Tuesday, September 22, 2009

Lightroom vs. DPP comparison

I've put together two 100% crops of a recent picture, comparing the results from Lightroom 2.5 and Digital Photo Professional 3.6.1. Where I could, I processed them identically, but generally speaking Lightroom has much finer control than DPP, so to a degree I had to just ask myself how I'd normally process the image in that program.

lr vs dpp crop 1
View original

lr vs dpp crop 2
View original

The comparisons show the problem I have with Lightroom: the JPGs I get out of it lose their texture to noise. The second crop is a perfect example. There are places that are much sharper in LR, like the tip of the flower bud, but towards the edges of the in-focus region, the fine detail is lost in the noise very quickly, and there's even some color banding in the bokeh. The DPP crop, though not as detailed in the in-focus areas, doesn't have that harsh, noisy, almost plastic texture to the bokeh and nearly-bokeh regions. Lightroom's sharpening tool, incidentally, can mask out the low-detail regions, so it didn't touch the areas I'm unhappy with.

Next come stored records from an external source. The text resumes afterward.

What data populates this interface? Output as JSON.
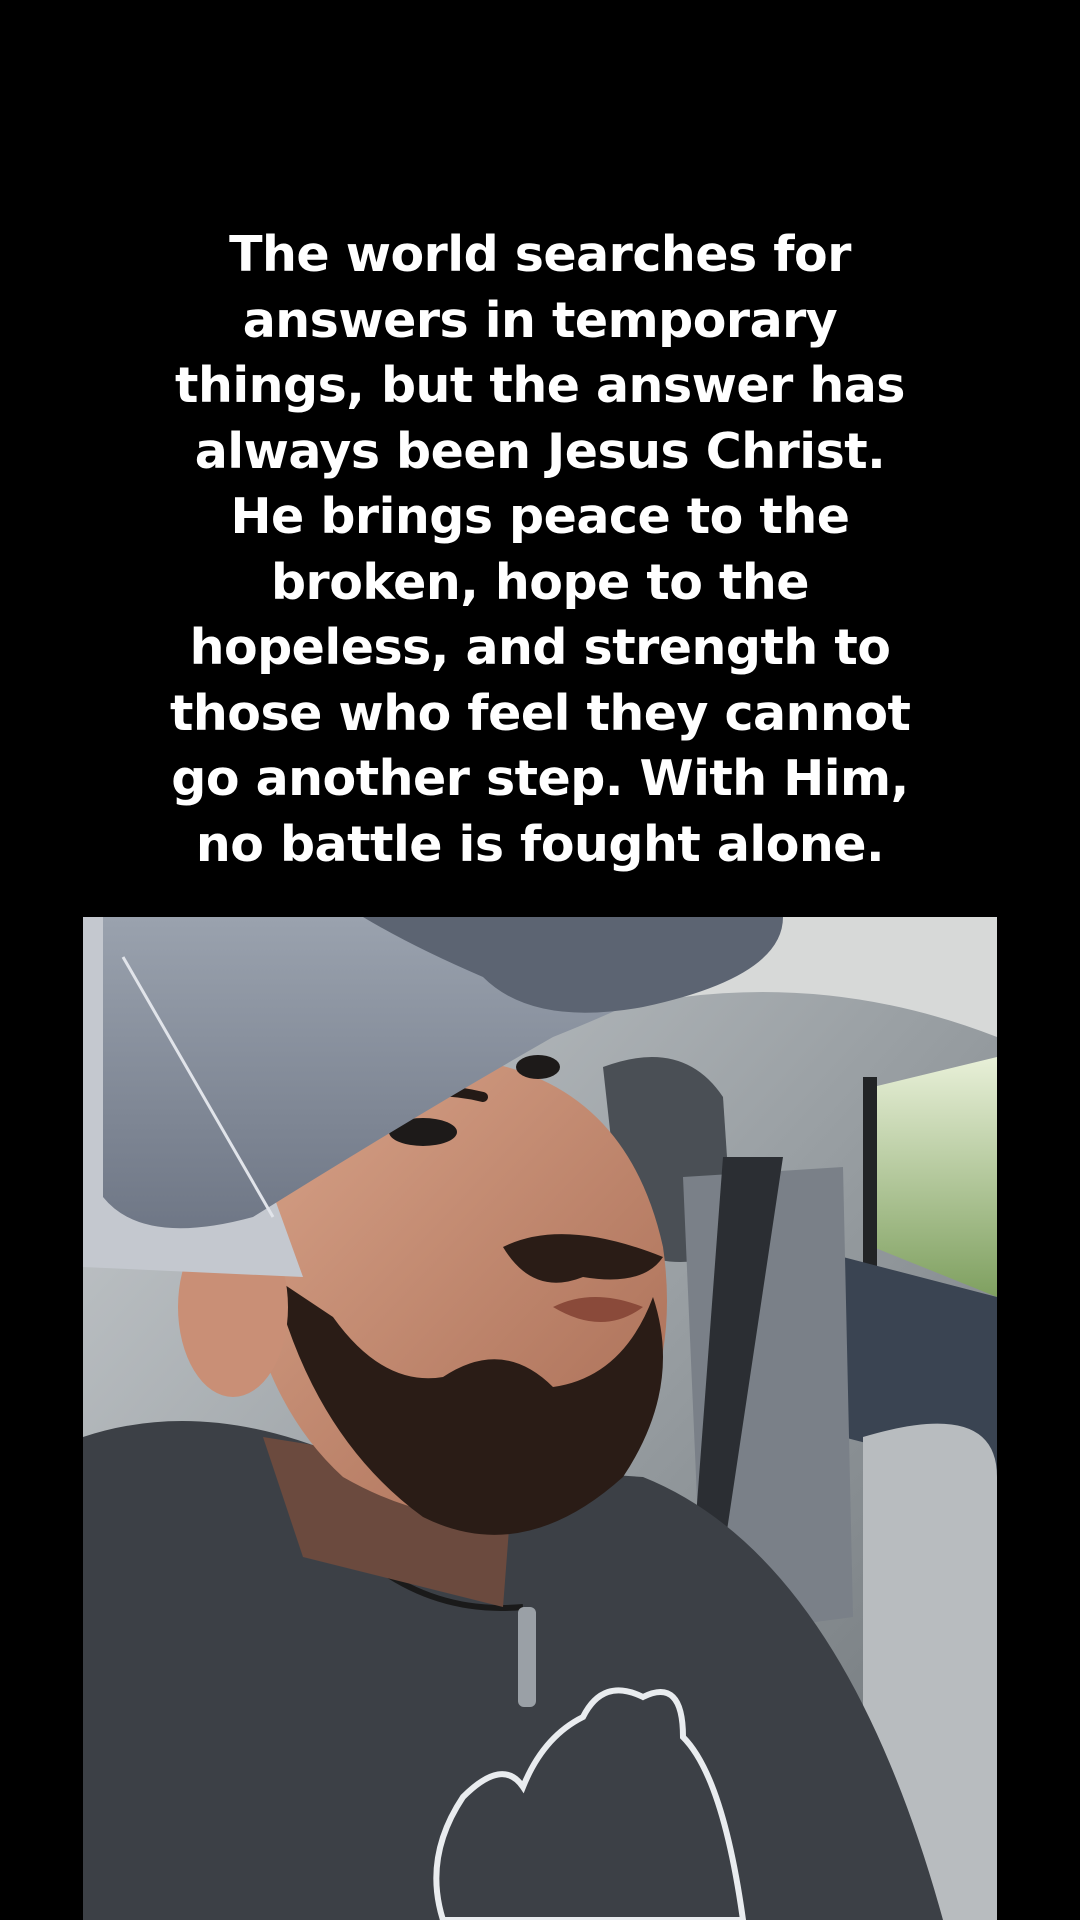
{
  "caption": {
    "lines": [
      "The world searches for",
      "answers in temporary",
      "things, but the answer has",
      "always been Jesus Christ.",
      "He brings peace to the",
      "broken, hope to the",
      "hopeless, and strength to",
      "those who feel they cannot",
      "go another step. With Him,",
      "no battle is fought alone."
    ]
  },
  "video": {
    "subject": "man-in-car-video-frame"
  },
  "colors": {
    "background": "#000000",
    "caption_text": "#ffffff"
  }
}
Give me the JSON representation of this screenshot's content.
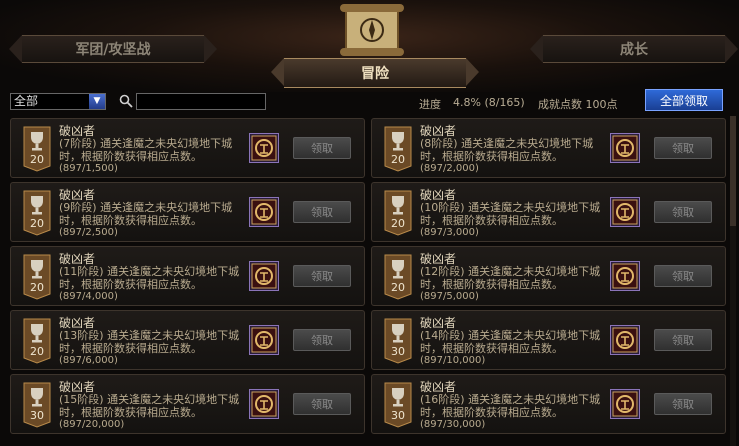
{
  "tabs": {
    "left": "军团/攻坚战",
    "active": "冒险",
    "right": "成长"
  },
  "toolbar": {
    "filter_value": "全部",
    "search_value": "",
    "progress_label": "进度",
    "progress_value": "4.8% (8/165)",
    "points_label": "成就点数 100点",
    "claim_all_label": "全部领取"
  },
  "colors": {
    "accent_blue": "#2f6ad8",
    "gold": "#c9a05a",
    "text": "#c9b99a"
  },
  "achievements": [
    {
      "title": "破凶者",
      "desc": "(7阶段) 通关逢魔之未央幻境地下城时，根据阶数获得相应点数。",
      "progress": "(897/1,500)",
      "points": "20",
      "claim": "领取"
    },
    {
      "title": "破凶者",
      "desc": "(8阶段) 通关逢魔之未央幻境地下城时，根据阶数获得相应点数。",
      "progress": "(897/2,000)",
      "points": "20",
      "claim": "领取"
    },
    {
      "title": "破凶者",
      "desc": "(9阶段) 通关逢魔之未央幻境地下城时，根据阶数获得相应点数。",
      "progress": "(897/2,500)",
      "points": "20",
      "claim": "领取"
    },
    {
      "title": "破凶者",
      "desc": "(10阶段) 通关逢魔之未央幻境地下城时，根据阶数获得相应点数。",
      "progress": "(897/3,000)",
      "points": "20",
      "claim": "领取"
    },
    {
      "title": "破凶者",
      "desc": "(11阶段) 通关逢魔之未央幻境地下城时，根据阶数获得相应点数。",
      "progress": "(897/4,000)",
      "points": "20",
      "claim": "领取"
    },
    {
      "title": "破凶者",
      "desc": "(12阶段) 通关逢魔之未央幻境地下城时，根据阶数获得相应点数。",
      "progress": "(897/5,000)",
      "points": "20",
      "claim": "领取"
    },
    {
      "title": "破凶者",
      "desc": "(13阶段) 通关逢魔之未央幻境地下城时，根据阶数获得相应点数。",
      "progress": "(897/6,000)",
      "points": "20",
      "claim": "领取"
    },
    {
      "title": "破凶者",
      "desc": "(14阶段) 通关逢魔之未央幻境地下城时，根据阶数获得相应点数。",
      "progress": "(897/10,000)",
      "points": "30",
      "claim": "领取"
    },
    {
      "title": "破凶者",
      "desc": "(15阶段) 通关逢魔之未央幻境地下城时，根据阶数获得相应点数。",
      "progress": "(897/20,000)",
      "points": "30",
      "claim": "领取"
    },
    {
      "title": "破凶者",
      "desc": "(16阶段) 通关逢魔之未央幻境地下城时，根据阶数获得相应点数。",
      "progress": "(897/30,000)",
      "points": "30",
      "claim": "领取"
    }
  ]
}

This image was shot at ISO 200, with +0.33 exposure in both LR and DPP. Noise reduction is 3 luminance and 1 color in DPP; 24 luminance and 34 color in LR. (The DPP scale is 0-20, LR is 0-100. The color slider doesn't have much effect in either on this image, as long as it's not 0.) I don't see much improvement in LR's noise reduction below about 90, which seems unbelievably high for an ISO 200 image from a 40D, even with the background a stop or two intentionally underexposed. So I don't know what's going on here -- I have to assume I'm missing something. Do I just need to crank up the noise reduction?

Friday, September 18, 2009

Lightroom

I'm playing with the Adobe Lightroom trial again. I've used it in the past and wasn't happy with the JPGs I got out of it: there was a weird plastic texture that I think had to do with noise reduction, and the contrast just didn't seem quite there. Canon's DPP gave me much better results in that regard, even though the organization, tagging, and interface are so poor, so I never made the jump to Adobe.

Green metallic bee

But lately, the workflow issues around DPP have just gotten to me. I've caught myself letting photos sit on the camera because I don't want to deal with the ordeal of processing them in DPP. Don't get me wrong: individual photos are fine to work with, but sorting through 200 shots, deleting the rejects, and then getting to the individual picks is a pain. And that's not even looking at DPP's total inability to handle data like tags and captions, which means my DPP workflow often has to involve two, three, or sometimes four separate programs to get my work online. And Lightroom can do all that stuff easily.

Ladybug hiding

So, I'm reading up on Lightroom again, and already found some good advice for dealing with sharpening and tone curves in it. I'm looking through old favorites to see what I can do with them, and we'll see how it goes.